Last Updated August 11, 2016
A system is needed to distribute small (often unassociated data) such as near-real-time picks, beam back azimuth/slowness, correlation detections, glass detections, and other appropriate messages. This data is relatively small in size and high in volume compared to earthquake product data distributed by existing systems such as PDL. This unassociated data is also relatively large and low in volume compared to waveform data distributed by seedlink and other methods. While the NEIC (Hydra) has existing methods for distribution of near-real-time picks, these methods are problematic, unwieldy (UDP and Multicast broadcast), hard to maintain and configure, and language or platform (Windows) dependent. Small, unassociated data does not to fit well into any of the existing NEIC distribution systems. What follows are the identified requirements for a new unassociated data distribution system.
- The system should be optimized to distribute small messages of approximately between 1 to 10kb in size.
- The system should support distributing high volumes of messages, approximately between 40,000 to 100,000 messages a day.

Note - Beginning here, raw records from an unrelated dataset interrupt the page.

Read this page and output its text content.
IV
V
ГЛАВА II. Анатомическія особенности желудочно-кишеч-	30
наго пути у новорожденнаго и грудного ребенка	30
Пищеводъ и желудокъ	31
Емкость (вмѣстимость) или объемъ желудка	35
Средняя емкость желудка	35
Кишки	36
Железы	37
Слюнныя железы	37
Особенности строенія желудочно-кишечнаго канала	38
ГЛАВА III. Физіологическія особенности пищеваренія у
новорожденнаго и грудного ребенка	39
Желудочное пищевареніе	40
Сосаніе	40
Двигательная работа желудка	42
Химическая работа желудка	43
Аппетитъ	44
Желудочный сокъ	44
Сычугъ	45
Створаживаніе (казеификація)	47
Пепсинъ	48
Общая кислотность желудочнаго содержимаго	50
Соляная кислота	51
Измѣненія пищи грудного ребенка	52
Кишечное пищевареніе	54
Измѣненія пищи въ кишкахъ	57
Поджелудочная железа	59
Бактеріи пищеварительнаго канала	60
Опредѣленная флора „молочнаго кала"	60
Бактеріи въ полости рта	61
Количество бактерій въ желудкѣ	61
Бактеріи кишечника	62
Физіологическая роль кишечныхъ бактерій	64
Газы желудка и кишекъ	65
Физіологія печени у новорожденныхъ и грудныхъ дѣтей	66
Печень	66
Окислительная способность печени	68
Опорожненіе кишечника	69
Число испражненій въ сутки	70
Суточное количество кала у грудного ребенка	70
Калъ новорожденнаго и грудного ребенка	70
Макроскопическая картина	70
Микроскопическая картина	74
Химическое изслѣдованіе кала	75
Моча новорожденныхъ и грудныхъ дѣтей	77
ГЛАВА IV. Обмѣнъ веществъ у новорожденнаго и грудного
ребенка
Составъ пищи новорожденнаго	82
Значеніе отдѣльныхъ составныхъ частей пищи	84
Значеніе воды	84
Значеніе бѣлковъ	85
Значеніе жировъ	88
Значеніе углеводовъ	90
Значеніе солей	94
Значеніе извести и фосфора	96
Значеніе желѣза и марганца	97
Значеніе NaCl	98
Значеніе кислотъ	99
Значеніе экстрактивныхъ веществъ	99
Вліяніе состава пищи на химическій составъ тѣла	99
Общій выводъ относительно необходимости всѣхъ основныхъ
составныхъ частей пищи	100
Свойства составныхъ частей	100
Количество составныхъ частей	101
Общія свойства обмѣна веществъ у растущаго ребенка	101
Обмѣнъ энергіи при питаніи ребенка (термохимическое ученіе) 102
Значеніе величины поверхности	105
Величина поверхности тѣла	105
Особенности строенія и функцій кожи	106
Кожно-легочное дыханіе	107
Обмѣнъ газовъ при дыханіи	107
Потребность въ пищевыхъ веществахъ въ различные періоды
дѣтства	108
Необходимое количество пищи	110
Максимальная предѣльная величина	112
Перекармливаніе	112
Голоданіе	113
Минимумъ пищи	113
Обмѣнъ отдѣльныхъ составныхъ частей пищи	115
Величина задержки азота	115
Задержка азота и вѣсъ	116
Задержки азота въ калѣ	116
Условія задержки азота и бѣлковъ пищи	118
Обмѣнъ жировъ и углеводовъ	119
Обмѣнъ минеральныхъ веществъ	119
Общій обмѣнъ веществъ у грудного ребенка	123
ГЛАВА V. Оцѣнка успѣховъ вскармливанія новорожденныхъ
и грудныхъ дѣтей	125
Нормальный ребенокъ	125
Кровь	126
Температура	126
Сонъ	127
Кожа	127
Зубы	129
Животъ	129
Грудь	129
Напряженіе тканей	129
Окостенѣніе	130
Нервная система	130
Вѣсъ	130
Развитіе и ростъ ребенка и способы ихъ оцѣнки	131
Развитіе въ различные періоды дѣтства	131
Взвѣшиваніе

Note the volume levels can be bursty, in that during the hours following a large earthquake there are significantly more picks, but there is also nearly continuous flow of picks on the order of a handful every few seconds.
- The system should distribute data in a Live / Near-real-time manner, to support timely event detection. In other words significant system added latencies (such as polling) should be avoided when possible. It is conceivable that given the size and frequency of the messages, that individual messages (5 arrive within a second) could be combined into a single aggregate message, based on a configurable threshold
- The system should support a source (or creator/sender) of unassociated data distributing to many consumers.
- The system should support consumers of unassociated data receiving from multiple sources (or senders). The system should be implemented as a library or libraries to support applications directly acting as either a source/sender of data for the system (for example, the filter picker) or acting as a consumer of the data (for example, GLASS or Hydra). These libraries should be compatible with at least C/C++ and Java, to support the use of the system both cross-platform and cross-language.
- The system should use message signatures or some equivalent method for authentication, with optional verification, to ensure messages are not modified between when they are sent and received.
- If possible, the system should support backfilling upon reconnection, i.e. when a consumer connects to the source, the consumer can request a start time for data from a source based on a configurable span of time before the current time (Example go back 1 day to cover a data outage, etc.).
- If possible the system will be designed to be generic enough to readily support new kinds of unassociated data/messages and be applicable to distribute any data that meets these basic size and volume characteristics.